Pre-Clearance and Advance Notice of Transactions

 

In addition to the requirements of paragraph B above, officers and directors and other members of management may not engage in any transaction in the Company’s securities, including any purchase or sale in the open market, loan, or other transfer of beneficial ownership without first obtaining pre- clearance of the transaction from the Company’s Chief Financial Officer and Global General Counsel (each, a “Clearing Officer”) at least two business days in advance of the proposed transaction. The Clearing Officer will then determine whether the transaction may proceed and, if so, will direct the Compliance Coordinator (as identified in the Company’s Section 16 Compliance Program) to assist in complying with the reporting requirements underSection 16(a) of the Exchange Act, if any.
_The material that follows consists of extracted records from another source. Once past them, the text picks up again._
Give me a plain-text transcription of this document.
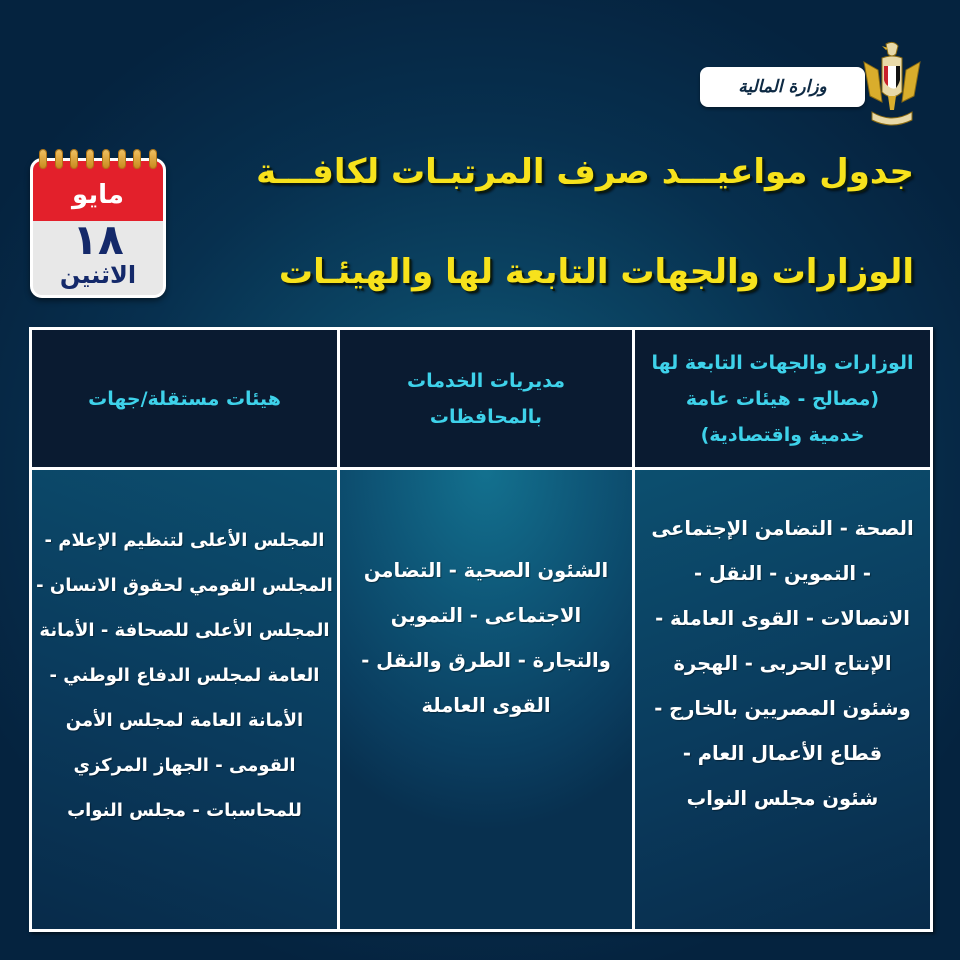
وزارة المالية
مايو
١٨
الاثنين
جدول مواعيـــد صرف المرتبـات لكافـــة
الوزارات والجهات التابعة لها والهيئـات
الوزارات والجهات التابعة لها
(مصالح - هيئات عامة
خدمية واقتصادية)
مديريات الخدمات
بالمحافظات
هيئات مستقلة/جهات
الصحة - التضامن الإجتماعى
- التموين - النقل -
الاتصالات - القوى العاملة -
الإنتاج الحربى - الهجرة
وشئون المصريين بالخارج -
قطاع الأعمال العام -
شئون مجلس النواب
الشئون الصحية - التضامن
الاجتماعى - التموين
والتجارة - الطرق والنقل -
القوى العاملة
المجلس الأعلى لتنظيم الإعلام -
المجلس القومي لحقوق الانسان -
المجلس الأعلى للصحافة - الأمانة
العامة لمجلس الدفاع الوطني -
الأمانة العامة لمجلس الأمن
القومى - الجهاز المركزي
للمحاسبات - مجلس النواب
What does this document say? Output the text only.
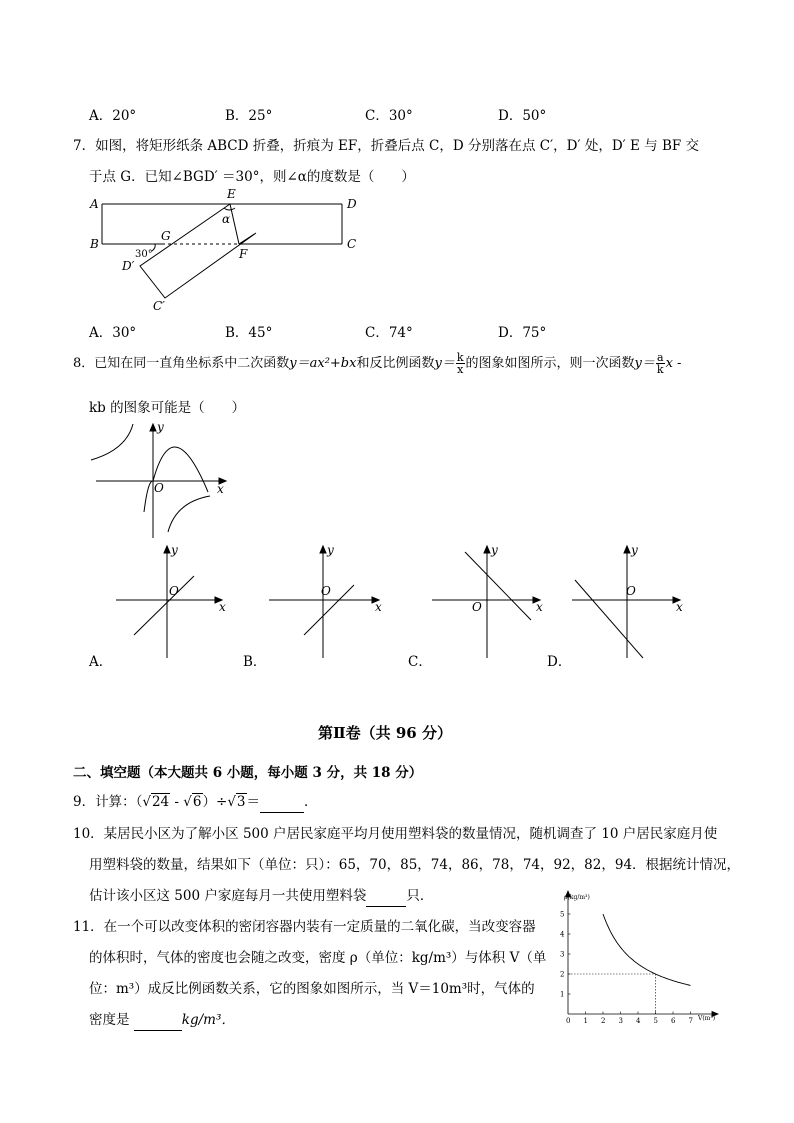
A．20°	B．25°	C．30°	D．50°
7．如图，将矩形纸条 ABCD 折叠，折痕为 EF，折叠后点 C，D 分别落在点 C′，D′ 处，D′ E 与 BF 交
于点 G．已知∠BGD′ ＝30°，则∠α的度数是（　　）
A
B
D
C
E
G
F
D′
C′
α
30°
A．30°	B．45°	C．74°	D．75°
8．已知在同一直角坐标系中二次函数y＝ax²+bx和反比例函数$y= \frac{k}{x}$ 的图象如图所示，则一次函数$y= \frac{a}{k}$ x -
kb 的图象可能是（　　）
y
x
O
y
x
O
y
x
O
y
x
O
y
x
O
A．	B．	C．	D．
第Ⅱ卷（共 96 分）
二、填空题（本大题共 6 小题，每小题 3 分，共 18 分）
9．计算：（√24 - √6）÷√3＝	．
10．某居民小区为了解小区 500 户居民家庭平均月使用塑料袋的数量情况，随机调查了 10 户居民家庭月使
用塑料袋的数量，结果如下（单位：只）：65，70，85，74，86，78，74，92，82，94．根据统计情况，
估计该小区这 500 户家庭每月一共使用塑料袋	只．
11．在一个可以改变体积的密闭容器内装有一定质量的二氧化碳，当改变容器
的体积时，气体的密度也会随之改变，密度 ρ（单位：kg/m³）与体积 V（单
位：m³）成反比例函数关系，它的图象如图所示，当 V＝10m³时，气体的
密度是	kg/m³．	0 1 2 3 4 5 6 7
1
2
3
4
5
ρ(kg/m³)
V(m³)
Pre-cleared transactions not completed within five business daysshall require new pre-clearance under the provisions of this paragraph. The Company may, at its discretion,shorten such period of time.

 

 

E.

Prohibition of Speculative or Short-term Trading

 

No officer, director or other members of management may engage in short sales, transactions in put or call options, hedging transactions, margin accounts, pledges or other inherently speculative transactions with respect to the Company’s stock at any time.

 

 

F.

Short-Swing Trading/Control Stock/Section 16 Reports

 

Officers and directors subject to the reporting obligations under Section 16 of the Exchange Act should take care not to violate the prohibition on short-swing trading (Section 16(b) of the Exchange Act) and the restrictions on sales by control persons (Rule 144 under the Securities Act of 1933, as amended), and should file all appropriate Section 16(a) reports (Forms 3, 4 and 5), which are enumerated and described in the Company’s Section 16 Compliance Program, and any notices of sale required by Rule 144.

 

 

IV.

Duration of Policy’s Applicability

 

This policy continues to apply to your transactions in the Company’s stock or the stock of other public companies engaged in business transactions with the Company even after your employment, directorship or consultancy with the Company has terminated. If you are in possession of inside information when your relationship with the Company concludes, you may not trade in the Company’s stock or the stock of such other company until the information has been publicly disseminated or is no longer material.

 

 

V.

Penalties

 

Anyone who effects transactions in the Company’s stock or the stock of other public companies engaged in business transactions with the Company (or provides information to enable others to do so) on the basis of inside information is subject to both civil liability and criminal penalties, as well as disciplinary action by the Company. An employee, director or consultant who has questions about this policy should contact his or her own attorney or the Company’s Chief Financial Officer and Global General Counsel.